Cross - High cross, Cloone, Co. Leitrim
Co. Leitrim |
Crosses & Monuments
In the graveyard at Cloone, County Leitrim, a sandstone block sits without the cross it once supported.
What remains is the base of an early Irish high cross, a type of elaborately carved monumental stone that served as a focal point for prayer, preaching, and processional ritual at early medieval church sites. The cross shaft and head are gone, surviving only as separate fragments elsewhere in the same complex, but the base itself is substantial enough to read as an object in its own right: roughly 89 centimetres by 73 centimetres at its foot, tapering slightly toward the top, and rising to about 57 centimetres. Moulding runs around the angles, and on the upper surface a raised collar surrounds a square socket, the hollow that once received the tenon of the upright shaft.
The socket is the most eloquent detail.

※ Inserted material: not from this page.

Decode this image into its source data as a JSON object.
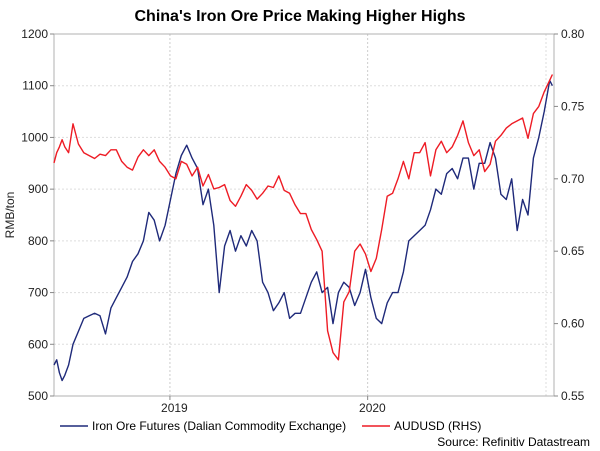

Its dimensions, 24 centimetres by 20 centimetres, with a depth of 17 centimetres, are precise enough to suggest the scale of what stood above it. The base belongs to the site of an early church at Cloone, a foundation typical of the early medieval period in the Irish midlands, when monasteries and smaller ecclesiastical settlements dotted the landscape and high crosses marked their sacred boundaries or central spaces. Sandstone, the material used here, is less common for high crosses than the harder granites or sandier schists found elsewhere in Ireland, and it weathers differently, which may partly explain why the upper sections did not survive intact. The association between this base and the other fragments at the site was noted by Kelly in 1993, suggesting the pieces were recognised as belonging to a single original monument.